Upon Krug's initiative Bernhard Beer addressed (1833) to the Diet of Saxony a petition which Krug, as a member of the Upper House, presented and warmly advocated. In spite of all opposition, he submitted to the Diet a regulation for granting equal rights to all religions, and published it in a pamphlet entitled "Henotikon: Oder Entwurf eines Neuen Religionsgesetzes für Christliche Staaten; Nebst einer Petition an die Königliche Ständeversammlung" (ib. 1836).

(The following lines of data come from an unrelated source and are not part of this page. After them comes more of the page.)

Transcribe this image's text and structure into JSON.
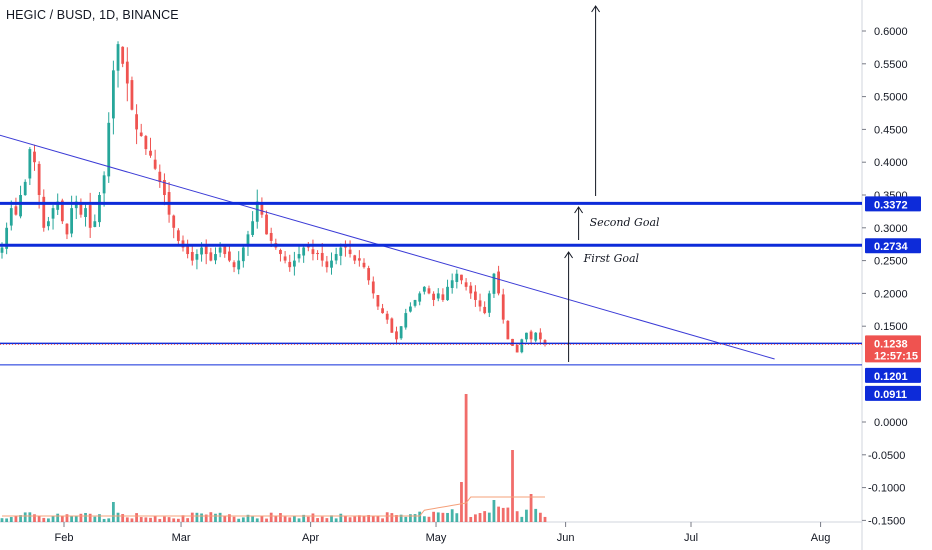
{
  "header": {
    "symbol_title": "HEGIC / BUSD, 1D, BINANCE"
  },
  "colors": {
    "up_candle": "#26a69a",
    "down_candle": "#ef5350",
    "level_line": "#0d2bd9",
    "trend_line": "#3b3bd6",
    "price_badge": "#ef5350",
    "level_badge": "#0d2bd9",
    "grid": "#ffffff",
    "volume_ma": "#f5a07a"
  },
  "chart_data": {
    "type": "candlestick",
    "title": "HEGIC / BUSD, 1D, BINANCE",
    "x_ticks": [
      "Feb",
      "Mar",
      "Apr",
      "May",
      "Jun",
      "Jul",
      "Aug"
    ],
    "price_ticks": [
      "0.6000",
      "0.5500",
      "0.5000",
      "0.4500",
      "0.4000",
      "0.3500",
      "0.3000",
      "0.2500",
      "0.2000",
      "0.1500"
    ],
    "lower_ticks": [
      "0.0000",
      "-0.0500",
      "-0.1000",
      "-0.1500"
    ],
    "price_axis_range": [
      0.09,
      0.64
    ],
    "lower_axis_range": [
      -0.15,
      0.05
    ],
    "price_levels": [
      {
        "name": "second_goal",
        "value": 0.3372,
        "label": "0.3372"
      },
      {
        "name": "first_goal",
        "value": 0.2734,
        "label": "0.2734"
      },
      {
        "name": "current",
        "value": 0.1238,
        "label": "0.1238"
      },
      {
        "name": "support",
        "value": 0.1201,
        "label": "0.1201"
      },
      {
        "name": "bottom",
        "value": 0.0911,
        "label": "0.0911"
      }
    ],
    "countdown": "12:57:15",
    "annotations": [
      {
        "text": "Second Goal"
      },
      {
        "text": "First Goal"
      }
    ],
    "trendline": {
      "start": {
        "date": "2021-01-01",
        "price": 0.47
      },
      "end": {
        "date": "2021-07-21",
        "price": 0.1
      }
    },
    "close_series": [
      0.27,
      0.3,
      0.33,
      0.32,
      0.35,
      0.37,
      0.42,
      0.4,
      0.35,
      0.3,
      0.31,
      0.33,
      0.34,
      0.31,
      0.29,
      0.33,
      0.34,
      0.32,
      0.33,
      0.3,
      0.31,
      0.35,
      0.38,
      0.46,
      0.54,
      0.58,
      0.55,
      0.52,
      0.48,
      0.45,
      0.44,
      0.42,
      0.41,
      0.39,
      0.37,
      0.35,
      0.32,
      0.3,
      0.28,
      0.27,
      0.26,
      0.25,
      0.26,
      0.27,
      0.26,
      0.25,
      0.26,
      0.27,
      0.26,
      0.25,
      0.24,
      0.25,
      0.27,
      0.29,
      0.31,
      0.34,
      0.32,
      0.29,
      0.28,
      0.27,
      0.26,
      0.25,
      0.24,
      0.25,
      0.26,
      0.27,
      0.27,
      0.26,
      0.26,
      0.25,
      0.24,
      0.25,
      0.26,
      0.27,
      0.27,
      0.26,
      0.25,
      0.25,
      0.24,
      0.22,
      0.2,
      0.18,
      0.17,
      0.16,
      0.14,
      0.13,
      0.15,
      0.17,
      0.18,
      0.19,
      0.2,
      0.21,
      0.2,
      0.19,
      0.2,
      0.19,
      0.21,
      0.22,
      0.23,
      0.22,
      0.21,
      0.2,
      0.19,
      0.18,
      0.17,
      0.2,
      0.23,
      0.2,
      0.16,
      0.13,
      0.12,
      0.11,
      0.13,
      0.14,
      0.13,
      0.14,
      0.13,
      0.124
    ]
  }
}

The proposition was, however, rejected. Krug then wrote "Kritische Gesch. Oeffentlicher Verhandlungen über die Bürgerliche Gleichstellung Aller Religionsparteien in Christlichen Staaten" (ib. 1837), in which he held out to the Jews hope for the final victory of the cause of justice and humanity, and in which he called upon King Frederick August to glorify his government by uniting all his subjects under the banner of freedom and equality. The pamphlet "Friedenswort an Alle Religionsparteien" was the last public utterance of this champion of the freedom of faith and conscience.
- Allgemeine Deutsche Biographie, xvii. 220-222;
- Jost, Neuere, Gesch. der Israeliten, i. 197 (note 1), 237, Berlin, 1847;
- Kayserling, in Allg. Zeit. des Jud. 1892, pp. 28-30.